Bazuca europeia e o Pacto de Integridade: uma oportunidade única de melhorar os processos de contratação pública
Publicámos, há umas semanas, o Global Corruption Barometer, que demonstra que quase dois terços dos cidadãos da União Europeia acreditam que a corrupção é um problema no seu país, naquele que é um dos maiores e mais detalhados inquéritos sobre corrupção e experiências de suborno nos 27 países do espaço comum europeu.
Este é um problema real, na medida em que mina a confiança das pessoas na justiça e na integridade dos processos de contratação pública, porque, conforme explicam as conclusões do relatório, a opinião pública está preocupada com o papel do dinheiro e das ligações – as conhecidas cunhas – na adjudicação de contratos públicos.
Uma das questões colocadas às mais de 40 mil pessoas entrevistadas durante o inquérito visava saber a frequência com que as empresas utilizam dinheiro ou ligações para assegurar contratos públicos no seu país.
Os resultados não podiam ser mais reveladores: em Portugal, mais de dois terços (66%) das pessoas acreditam que tal acontece com frequência (46%) ou com muita frequência (20%).
Esta perceção é preocupante em tempos de pandemia, com os processos de contratação pública a serem facilitados para responder às necessidades, mas não é de agora. Já em 2015, um terço das empresas na União Europeia dizia ter sido prejudicado em concursos públicos devido a corrupção e mais de metade denunciavam a existência de contratos públicos feitos à medida, com critérios de seleção pouco claros e flagrantes conflitos de interesses nos júris de avaliação dos concursos públicos.
Se estas perceções não apareceram durante a crise da COVID-19, a verdade é que tão cedo não desaparecerão, ultrapassada que esteja a pandemia, a menos que algo seja feito, ainda para mais numa altura em que os países se preparam para receber fundos europeus dos respetivos planos de recuperação e resiliência.
Se a “bazuca” europeia aumenta os riscos de corrupção, não é menos verdade que também pode liderar uma mudança significativa nos processos de contratação pública, para isso haja vontade política, ou seja, se os governos se comprometerem a implementar ferramentas e mecanismos que promovam a abertura e participação da sociedade civil.

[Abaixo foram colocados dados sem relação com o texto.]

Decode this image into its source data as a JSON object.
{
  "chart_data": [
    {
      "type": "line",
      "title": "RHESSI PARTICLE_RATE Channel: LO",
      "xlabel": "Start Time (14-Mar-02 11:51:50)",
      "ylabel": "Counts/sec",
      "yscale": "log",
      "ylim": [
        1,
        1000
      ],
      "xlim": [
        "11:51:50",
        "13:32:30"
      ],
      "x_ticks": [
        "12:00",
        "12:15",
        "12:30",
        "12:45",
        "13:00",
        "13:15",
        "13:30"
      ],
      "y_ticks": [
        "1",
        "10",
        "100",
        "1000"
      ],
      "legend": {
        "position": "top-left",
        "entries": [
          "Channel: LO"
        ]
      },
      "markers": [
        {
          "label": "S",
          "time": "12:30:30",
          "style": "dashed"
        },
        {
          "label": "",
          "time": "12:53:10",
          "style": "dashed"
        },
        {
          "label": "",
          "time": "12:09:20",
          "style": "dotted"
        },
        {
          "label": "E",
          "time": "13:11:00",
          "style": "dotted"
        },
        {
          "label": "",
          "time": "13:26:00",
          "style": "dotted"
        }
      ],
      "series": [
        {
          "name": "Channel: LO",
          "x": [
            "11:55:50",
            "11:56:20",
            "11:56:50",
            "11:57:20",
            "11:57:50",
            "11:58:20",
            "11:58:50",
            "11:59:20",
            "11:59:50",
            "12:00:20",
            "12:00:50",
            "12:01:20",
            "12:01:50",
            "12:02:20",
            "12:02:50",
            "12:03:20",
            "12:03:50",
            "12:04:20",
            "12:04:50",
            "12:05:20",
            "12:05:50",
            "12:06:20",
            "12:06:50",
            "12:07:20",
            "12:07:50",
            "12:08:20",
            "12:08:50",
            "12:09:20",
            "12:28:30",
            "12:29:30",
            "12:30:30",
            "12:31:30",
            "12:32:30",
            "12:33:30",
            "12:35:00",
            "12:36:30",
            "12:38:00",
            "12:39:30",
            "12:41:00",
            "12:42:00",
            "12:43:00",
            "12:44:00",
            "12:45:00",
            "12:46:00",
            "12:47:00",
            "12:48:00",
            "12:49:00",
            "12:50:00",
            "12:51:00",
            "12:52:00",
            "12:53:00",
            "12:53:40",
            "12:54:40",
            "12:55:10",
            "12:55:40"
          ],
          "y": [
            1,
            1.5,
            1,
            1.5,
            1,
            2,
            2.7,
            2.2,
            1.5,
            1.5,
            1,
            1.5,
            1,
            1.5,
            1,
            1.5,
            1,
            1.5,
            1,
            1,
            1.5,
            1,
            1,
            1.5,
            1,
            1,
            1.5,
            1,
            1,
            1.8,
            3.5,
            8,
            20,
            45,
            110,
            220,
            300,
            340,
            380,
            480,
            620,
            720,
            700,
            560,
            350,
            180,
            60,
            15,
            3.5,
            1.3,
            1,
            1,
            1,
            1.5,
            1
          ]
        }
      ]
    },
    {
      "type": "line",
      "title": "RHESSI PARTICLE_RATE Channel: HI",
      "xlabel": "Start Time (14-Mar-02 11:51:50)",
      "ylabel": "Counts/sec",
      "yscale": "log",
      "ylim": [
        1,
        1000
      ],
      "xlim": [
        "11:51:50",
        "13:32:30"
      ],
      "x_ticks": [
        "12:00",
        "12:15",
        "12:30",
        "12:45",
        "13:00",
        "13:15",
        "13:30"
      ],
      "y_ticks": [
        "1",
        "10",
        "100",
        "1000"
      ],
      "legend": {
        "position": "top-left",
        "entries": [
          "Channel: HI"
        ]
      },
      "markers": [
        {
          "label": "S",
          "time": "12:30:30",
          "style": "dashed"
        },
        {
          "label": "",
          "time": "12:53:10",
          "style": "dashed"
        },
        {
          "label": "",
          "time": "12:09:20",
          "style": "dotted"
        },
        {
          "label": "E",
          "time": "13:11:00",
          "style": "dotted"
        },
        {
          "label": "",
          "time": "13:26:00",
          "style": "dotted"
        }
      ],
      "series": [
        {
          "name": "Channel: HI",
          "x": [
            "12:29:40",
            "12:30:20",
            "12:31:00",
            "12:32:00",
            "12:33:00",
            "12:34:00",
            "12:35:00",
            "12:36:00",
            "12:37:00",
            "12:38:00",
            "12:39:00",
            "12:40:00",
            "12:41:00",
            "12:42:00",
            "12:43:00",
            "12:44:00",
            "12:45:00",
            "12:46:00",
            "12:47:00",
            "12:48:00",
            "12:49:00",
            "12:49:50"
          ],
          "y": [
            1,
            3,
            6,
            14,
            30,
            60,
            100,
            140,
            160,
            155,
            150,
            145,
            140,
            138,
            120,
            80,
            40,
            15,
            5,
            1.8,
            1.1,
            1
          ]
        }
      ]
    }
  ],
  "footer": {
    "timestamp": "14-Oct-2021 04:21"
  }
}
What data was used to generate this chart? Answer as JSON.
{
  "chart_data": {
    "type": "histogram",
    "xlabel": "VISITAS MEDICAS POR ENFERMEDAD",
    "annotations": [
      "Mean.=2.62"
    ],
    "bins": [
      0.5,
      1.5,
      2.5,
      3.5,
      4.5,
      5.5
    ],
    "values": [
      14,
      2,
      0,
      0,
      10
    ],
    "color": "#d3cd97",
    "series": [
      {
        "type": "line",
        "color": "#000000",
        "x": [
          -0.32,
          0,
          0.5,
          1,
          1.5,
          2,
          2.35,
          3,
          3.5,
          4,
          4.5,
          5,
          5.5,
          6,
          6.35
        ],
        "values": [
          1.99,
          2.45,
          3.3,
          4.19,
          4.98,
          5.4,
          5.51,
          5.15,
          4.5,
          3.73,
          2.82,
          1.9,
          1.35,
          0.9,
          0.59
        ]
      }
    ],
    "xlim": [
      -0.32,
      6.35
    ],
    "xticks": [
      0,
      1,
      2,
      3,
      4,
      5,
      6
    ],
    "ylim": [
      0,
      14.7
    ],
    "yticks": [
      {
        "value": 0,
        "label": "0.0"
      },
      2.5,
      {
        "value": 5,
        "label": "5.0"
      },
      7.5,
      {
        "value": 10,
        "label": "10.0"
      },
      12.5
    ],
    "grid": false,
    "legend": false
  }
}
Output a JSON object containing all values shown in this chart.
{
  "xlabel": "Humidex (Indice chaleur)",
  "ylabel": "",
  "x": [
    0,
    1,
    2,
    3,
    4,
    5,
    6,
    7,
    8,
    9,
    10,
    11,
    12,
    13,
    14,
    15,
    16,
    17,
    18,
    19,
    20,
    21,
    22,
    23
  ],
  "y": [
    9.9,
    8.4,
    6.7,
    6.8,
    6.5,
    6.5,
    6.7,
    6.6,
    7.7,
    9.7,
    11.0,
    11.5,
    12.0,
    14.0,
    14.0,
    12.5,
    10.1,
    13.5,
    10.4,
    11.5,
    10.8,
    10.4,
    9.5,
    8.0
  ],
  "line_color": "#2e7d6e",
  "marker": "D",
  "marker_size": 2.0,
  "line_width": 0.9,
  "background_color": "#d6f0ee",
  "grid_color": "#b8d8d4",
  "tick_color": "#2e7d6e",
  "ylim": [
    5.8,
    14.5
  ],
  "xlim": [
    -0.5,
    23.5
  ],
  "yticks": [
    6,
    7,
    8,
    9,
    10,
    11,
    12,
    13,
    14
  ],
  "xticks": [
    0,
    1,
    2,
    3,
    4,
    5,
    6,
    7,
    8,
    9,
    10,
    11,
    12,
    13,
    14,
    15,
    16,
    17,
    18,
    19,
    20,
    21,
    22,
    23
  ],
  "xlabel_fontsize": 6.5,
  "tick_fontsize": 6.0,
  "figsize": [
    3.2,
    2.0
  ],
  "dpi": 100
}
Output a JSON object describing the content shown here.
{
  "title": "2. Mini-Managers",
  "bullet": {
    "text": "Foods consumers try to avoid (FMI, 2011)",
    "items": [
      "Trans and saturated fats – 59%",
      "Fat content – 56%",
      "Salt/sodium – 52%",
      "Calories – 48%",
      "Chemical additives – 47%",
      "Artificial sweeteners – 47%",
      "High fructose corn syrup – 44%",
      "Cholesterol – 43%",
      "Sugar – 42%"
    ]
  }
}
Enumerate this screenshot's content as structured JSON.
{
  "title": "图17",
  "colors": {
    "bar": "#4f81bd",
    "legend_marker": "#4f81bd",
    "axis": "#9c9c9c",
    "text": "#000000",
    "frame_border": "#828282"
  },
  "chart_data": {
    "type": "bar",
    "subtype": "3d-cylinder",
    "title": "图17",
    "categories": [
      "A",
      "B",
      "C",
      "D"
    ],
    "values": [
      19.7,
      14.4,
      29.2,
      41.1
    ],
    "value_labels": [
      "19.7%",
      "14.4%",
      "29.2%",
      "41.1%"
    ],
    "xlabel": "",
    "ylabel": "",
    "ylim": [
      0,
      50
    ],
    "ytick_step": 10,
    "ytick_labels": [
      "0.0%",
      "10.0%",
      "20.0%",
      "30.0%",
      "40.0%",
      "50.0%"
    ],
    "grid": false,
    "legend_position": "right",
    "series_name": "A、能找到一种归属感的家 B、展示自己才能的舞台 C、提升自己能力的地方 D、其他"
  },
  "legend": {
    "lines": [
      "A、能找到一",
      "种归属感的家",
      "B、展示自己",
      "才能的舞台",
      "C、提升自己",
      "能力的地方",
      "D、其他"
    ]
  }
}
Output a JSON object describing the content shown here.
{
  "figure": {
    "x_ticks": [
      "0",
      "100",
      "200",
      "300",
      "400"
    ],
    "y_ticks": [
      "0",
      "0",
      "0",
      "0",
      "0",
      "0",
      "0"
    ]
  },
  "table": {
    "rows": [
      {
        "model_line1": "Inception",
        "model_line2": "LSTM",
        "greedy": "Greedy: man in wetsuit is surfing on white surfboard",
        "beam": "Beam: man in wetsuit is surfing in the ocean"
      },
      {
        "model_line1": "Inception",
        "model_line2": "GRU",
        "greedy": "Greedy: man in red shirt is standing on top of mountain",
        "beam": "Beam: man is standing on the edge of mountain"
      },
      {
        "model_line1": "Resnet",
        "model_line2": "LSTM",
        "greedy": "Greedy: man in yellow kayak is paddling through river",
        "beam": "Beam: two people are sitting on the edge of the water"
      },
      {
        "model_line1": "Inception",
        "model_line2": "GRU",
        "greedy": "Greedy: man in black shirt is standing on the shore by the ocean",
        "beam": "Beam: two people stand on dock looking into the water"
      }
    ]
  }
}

Para melhor enfrentar estes riscos, os governos precisam de melhorar a disponibilidade e qualidade dos dados de contratação pública, em conformidade com as normas globais, e assegurar a publicação atempada de toda a informação, de forma a reduzir os riscos de corrupção na atribuição de fundos públicos.
Neste campo, a criação do portal Mais Transparência é uma iniciativa bem-vinda, mas que ainda precisa de ser melhorada.
Os governos devem ainda fornecer registos acessíveis, atualizados e rigorosos sobre os beneficiários efetivos das empresas, não só para assegurar uma concorrência leal, mas também para ajudar a identificar potenciais conflitos de interesse, além de promover mecanismos de responsabilidade social para reforçar a supervisão independente dos processos de contratação pública.
Uma dessas ferramentas é o Pacto de Integridade e a sua inclusão na Estratégia Nacional Anti-Corrupção, bem como a possibilidade de virem a ser implementados novos Pactos de Integridade em Portugal, são de saudar.
A área da contratação pública é especialmente permeável a que os interesses privados se transformem em atos de corrupção em detrimento do interesse público. Por isso é fundamental complementar a boa regulamentação e a fiscalização com a vigilância cidadã e monitorização cívica.
Estamos, desde 2016, a implementar um Pacto de Integridade nas obras de conservação da Porta Conventual e da Loja e das Fachadas Poente e Norte do Mosteiro de Alcobaça. Em toda a Europa, os Pactos de Integridade já ajudaram a proteger 18 projetos em 11 países, financiados ao abrigo do orçamento da União Europeia.
O Pacto de Integridade é a ferramenta ideal para dar poder aos cidadãos, garantindo que os procedimentos se fazem de forma transparente e livres de corrupção, na medida em que reúne as autoridades contratantes, as proponentes e a sociedade civil para monitorizar um projeto específico de contratação pública. É a sociedade civil que monitoriza todo o processo e comunica as suas conclusões às autoridades contratantes, sugerindo ações que podem aperfeiçoar todo o processo.